As Hare waited and watched with all his inner being cold, he could almost
feel pity for Holderness. His doom was close. Twice, when the rustler
chief had sauntered nearer to the cabin door, as if to enter, Hare had
covered him with the rifle, waiting, waiting for the step upon the
threshold. But Holderness always checked himself in time, and Hare's
finger eased its pressure upon the trigger.

The night closed in black; the clouded sky gave forth no starlight; the
wind rose and moaned through the cedars. One by one the rustlers rolled
in their blankets and all dropped into slumber while the camp-fire slowly
burned down. The night hours wore on to the soft wail of the breeze and
the wild notes of far-off trailing coyotes.

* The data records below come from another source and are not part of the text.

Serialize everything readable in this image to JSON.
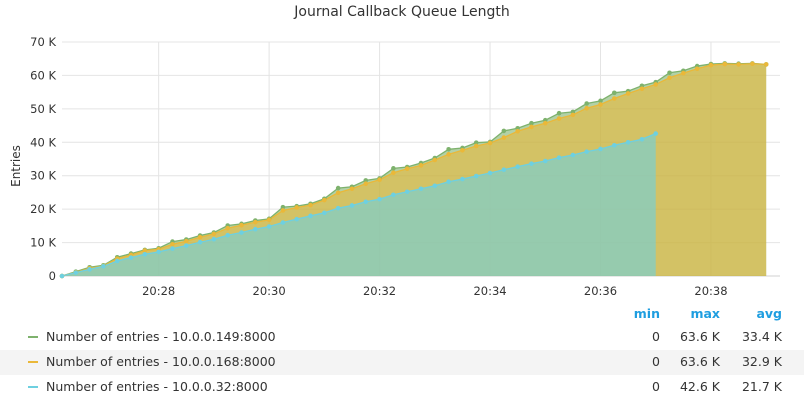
{
  "chart_data": {
    "type": "area",
    "title": "Journal Callback Queue Length",
    "ylabel": "Entries",
    "xlabel": "",
    "ylim": [
      0,
      70000
    ],
    "yticks": [
      0,
      10000,
      20000,
      30000,
      40000,
      50000,
      60000,
      70000
    ],
    "ytick_labels": [
      "0",
      "10 K",
      "20 K",
      "30 K",
      "40 K",
      "50 K",
      "60 K",
      "70 K"
    ],
    "x_time_range": [
      "20:26:15",
      "20:39:15"
    ],
    "xticks": [
      "20:28",
      "20:30",
      "20:32",
      "20:34",
      "20:36",
      "20:38"
    ],
    "grid": true,
    "stacked": false,
    "series": [
      {
        "name": "Number of entries - 10.0.0.149:8000",
        "color": "#7eb26d",
        "x": [
          "20:26:15",
          "20:26:30",
          "20:26:45",
          "20:27:00",
          "20:27:15",
          "20:27:30",
          "20:27:45",
          "20:28:00",
          "20:28:15",
          "20:28:30",
          "20:28:45",
          "20:29:00",
          "20:29:15",
          "20:29:30",
          "20:29:45",
          "20:30:00",
          "20:30:15",
          "20:30:30",
          "20:30:45",
          "20:31:00",
          "20:31:15",
          "20:31:30",
          "20:31:45",
          "20:32:00",
          "20:32:15",
          "20:32:30",
          "20:32:45",
          "20:33:00",
          "20:33:15",
          "20:33:30",
          "20:33:45",
          "20:34:00",
          "20:34:15",
          "20:34:30",
          "20:34:45",
          "20:35:00",
          "20:35:15",
          "20:35:30",
          "20:35:45",
          "20:36:00",
          "20:36:15",
          "20:36:30",
          "20:36:45",
          "20:37:00",
          "20:37:15",
          "20:37:30",
          "20:37:45",
          "20:38:00",
          "20:38:15",
          "20:38:30",
          "20:38:45",
          "20:39:00"
        ],
        "values": [
          0,
          1300,
          2600,
          3200,
          5600,
          6700,
          7800,
          8300,
          10300,
          10900,
          12100,
          13000,
          15100,
          15600,
          16600,
          17100,
          20600,
          20900,
          21600,
          23100,
          26300,
          26700,
          28600,
          29200,
          32200,
          32600,
          33800,
          35300,
          37900,
          38300,
          39900,
          40100,
          43400,
          44200,
          45700,
          46600,
          48700,
          49100,
          51600,
          52400,
          54800,
          55300,
          56900,
          58000,
          60800,
          61400,
          62800,
          63400,
          63600,
          63500,
          63600,
          63300
        ]
      },
      {
        "name": "Number of entries - 10.0.0.168:8000",
        "color": "#eab839",
        "x": [
          "20:26:15",
          "20:26:30",
          "20:26:45",
          "20:27:00",
          "20:27:15",
          "20:27:30",
          "20:27:45",
          "20:28:00",
          "20:28:15",
          "20:28:30",
          "20:28:45",
          "20:29:00",
          "20:29:15",
          "20:29:30",
          "20:29:45",
          "20:30:00",
          "20:30:15",
          "20:30:30",
          "20:30:45",
          "20:31:00",
          "20:31:15",
          "20:31:30",
          "20:31:45",
          "20:32:00",
          "20:32:15",
          "20:32:30",
          "20:32:45",
          "20:33:00",
          "20:33:15",
          "20:33:30",
          "20:33:45",
          "20:34:00",
          "20:34:15",
          "20:34:30",
          "20:34:45",
          "20:35:00",
          "20:35:15",
          "20:35:30",
          "20:35:45",
          "20:36:00",
          "20:36:15",
          "20:36:30",
          "20:36:45",
          "20:37:00",
          "20:37:15",
          "20:37:30",
          "20:37:45",
          "20:38:00",
          "20:38:15",
          "20:38:30",
          "20:38:45",
          "20:39:00"
        ],
        "values": [
          0,
          1100,
          2300,
          3000,
          5200,
          6300,
          7600,
          8000,
          9500,
          10400,
          11600,
          12600,
          14300,
          15200,
          16100,
          16800,
          19600,
          20500,
          21200,
          22700,
          24900,
          26100,
          27600,
          28800,
          30900,
          32100,
          33100,
          34700,
          36400,
          37600,
          38900,
          39800,
          41400,
          43300,
          44600,
          45700,
          47100,
          48200,
          50200,
          51300,
          53100,
          54600,
          56000,
          57300,
          59300,
          60700,
          62000,
          63100,
          63400,
          63300,
          63500,
          63300
        ]
      },
      {
        "name": "Number of entries - 10.0.0.32:8000",
        "color": "#6ed0e0",
        "x": [
          "20:26:15",
          "20:26:30",
          "20:26:45",
          "20:27:00",
          "20:27:15",
          "20:27:30",
          "20:27:45",
          "20:28:00",
          "20:28:15",
          "20:28:30",
          "20:28:45",
          "20:29:00",
          "20:29:15",
          "20:29:30",
          "20:29:45",
          "20:30:00",
          "20:30:15",
          "20:30:30",
          "20:30:45",
          "20:31:00",
          "20:31:15",
          "20:31:30",
          "20:31:45",
          "20:32:00",
          "20:32:15",
          "20:32:30",
          "20:32:45",
          "20:33:00",
          "20:33:15",
          "20:33:30",
          "20:33:45",
          "20:34:00",
          "20:34:15",
          "20:34:30",
          "20:34:45",
          "20:35:00",
          "20:35:15",
          "20:35:30",
          "20:35:45",
          "20:36:00",
          "20:36:15",
          "20:36:30",
          "20:36:45",
          "20:37:00"
        ],
        "values": [
          0,
          1000,
          2000,
          2900,
          4500,
          5500,
          6500,
          7200,
          8200,
          9100,
          10100,
          11000,
          12200,
          13000,
          14000,
          14800,
          16000,
          17000,
          18000,
          18900,
          20300,
          21100,
          22200,
          23000,
          24300,
          25200,
          26100,
          27000,
          28200,
          29000,
          29900,
          30800,
          31800,
          32700,
          33600,
          34400,
          35400,
          36200,
          37200,
          38000,
          39100,
          40000,
          40900,
          42600
        ]
      }
    ],
    "legend": {
      "placement": "bottom",
      "columns": [
        "min",
        "max",
        "avg"
      ],
      "rows": [
        {
          "name": "Number of entries - 10.0.0.149:8000",
          "min": "0",
          "max": "63.6 K",
          "avg": "33.4 K"
        },
        {
          "name": "Number of entries - 10.0.0.168:8000",
          "min": "0",
          "max": "63.6 K",
          "avg": "32.9 K"
        },
        {
          "name": "Number of entries - 10.0.0.32:8000",
          "min": "0",
          "max": "42.6 K",
          "avg": "21.7 K"
        }
      ]
    }
  }
}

Hare, watching sleeplessly, saw one of the prone figures stir. The man
raised himself very cautiously; he glanced at his companions, and looked
long at Holderness, who lay squarely in the dimming light. Then he
softly lowered himself. Hare wondered what the rustler meant to do.
Presently he again lifted his head and turned it as if listening
intently. His companions were motionless in deep-breathing sleep.
Gently he slipped aside his blankets and began to rise. He was slow and
guarded of movement; it took him long to stand erect. He stepped between
the rustlers with stockinged feet which were as noiseless as an Indian's,
and he went toward the cabin door.

He softly edged round the sleeping Holderness, showing a glinting
six-shooter in his hand. Hare's resolve to kill him before he reached
the door was checked. What did it mean, this rustler's stealthy
movements, his passing by Holderness with his drawn weapon! Again doom
hovered over the rustler chief. If he stirred!—Hare knew instantly that
this softly stepping man was a Mormon; he was true to Snap Naab, to the
woman pledged in his creed. He meant to free Mescal.